On July 15, 1974, the colonels dictatorship in Greece launched a coup d'etat against the elected government of Cyprus, hoping to achieve enosis - union of the island with Greece. Five days later Turkey responded by invading the island, seizing 38 percent of its territory, thus fulfilling the objective of its policy toward Cyprus for 20 years: taksim or partition.

In his new book, ''Cyprus,'' Christopher Hitchens describes the events that led to the invasion. He shows how it was the culmination of 20 years of foreign manipulation and intervention on Cyprus - by Britain, the United States, Greece, and Turkey - which opened the deep fissure on the eastern flank of NATO, which still exists.

The situation on Cyprus has severely strained the relations between the United States and its two NATO allies, Greece and Turkey, and kept alive the possibility of war between those two countries.

In his exhaustive, well-documented, and evenhanded book, Hitchens attempts, with remarkable success, to restore the recent history of Cyprus to its proper perspective and to eliminate the myths that have for so long dominated perceptions of the Cyprus problem.

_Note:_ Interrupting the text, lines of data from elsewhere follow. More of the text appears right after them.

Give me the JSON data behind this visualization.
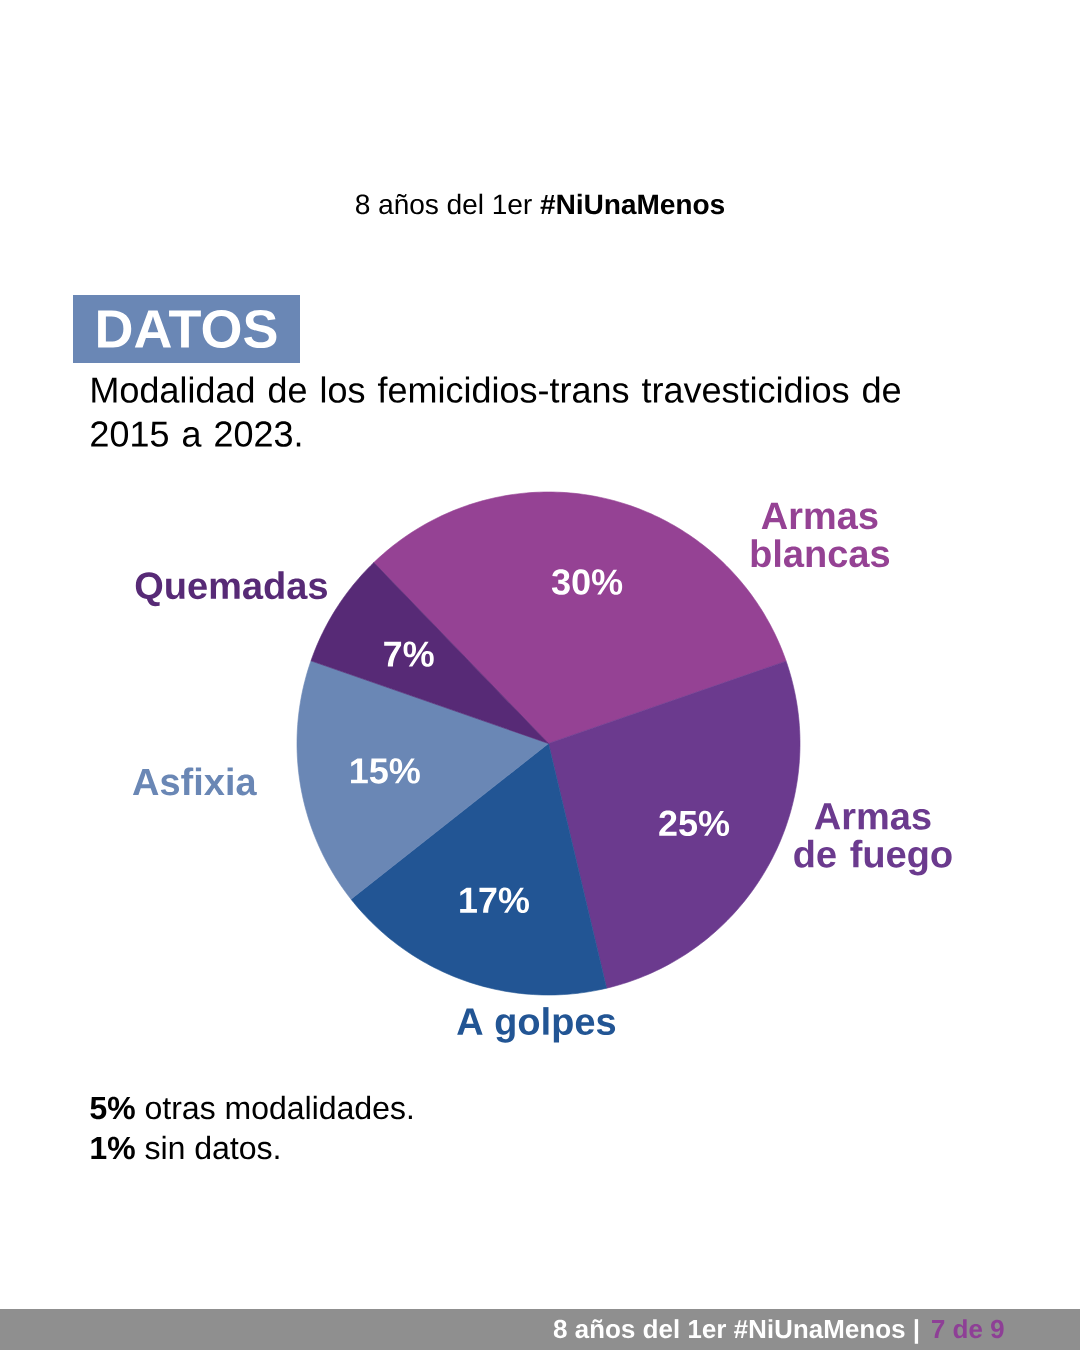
{
  "chart_data": {
    "type": "pie",
    "title": "8 años del 1er **#NiUnaMenos**",
    "subtitle": "Modalidad de los femicidios-trans travesticidios de 2015 a 2023.",
    "categories": [
      "Armas blancas",
      "Armas de fuego",
      "A golpes",
      "Asfixia",
      "Quemadas"
    ],
    "values": [
      30,
      25,
      17,
      15,
      7
    ],
    "colors": [
      "#954294",
      "#6b3a8e",
      "#225594",
      "#6a87b5",
      "#572a76"
    ],
    "value_labels": [
      "30%",
      "25%",
      "17%",
      "15%",
      "7%"
    ],
    "annotations": [
      "DATOS",
      "**5%** otras modalidades.",
      "**1%** sin datos.",
      "8 años del 1er #NiUnaMenos |",
      "7 de 9"
    ]
  }
}
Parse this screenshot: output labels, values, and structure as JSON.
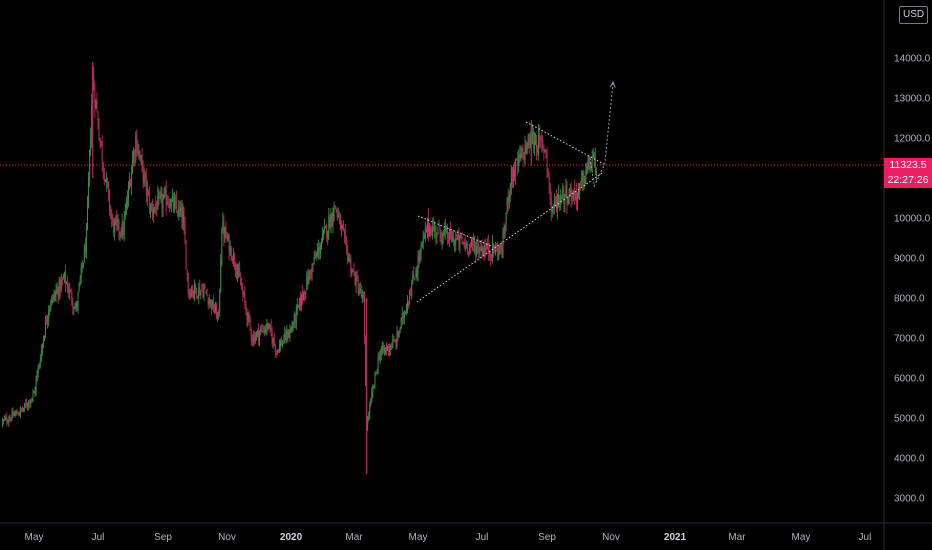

He shows how first the British and then the Americans, in their determination to protect Cyprus as a base and to prevent communist-leaning elements from dominating the island's politics, set Greek against Turk, encouraged and patronized extremists and thugs within both the Greek- and Turkish-Cypriot communities, and, without ever consulting the Cypriots themselves, relentlessly applied themselves to reshaping the political landscape of Cyprus.

Before the liberation struggle against Britain - which ruled the island from 1878 to 1960 - the occasional disagreements between Greek and Turkish Cypriots, who lived side by side throughout the island, did not deteriorate into violence between the two communities.

Hitchens demonstrates how after the Greek Cypriots rose against British rule in 1955, British and later American divide-and-rule policies produced the intercommunal bloodshed and division that would eventually lead to the 1974 Turkish invasion and de facto partition of the island, the prime objective of US policy after 1965.

Hitchens lays out the story in fast-paced, clear prose. He uses a wealth of material from all points of view - published and hitherto unpublished documents, biographies of the major actors, and personal interviews with many of those policymakers.

The book's most important contribution is its success in unraveling the complex tangle of local, regional, and international interests, and of domestic politics in the nations involved.

The book does not deal with the 10 years since the Turkish invasion. Nevertheless, Hitchens's work is very relevant to current events; it can help create a more accurate diagnosis of the problem.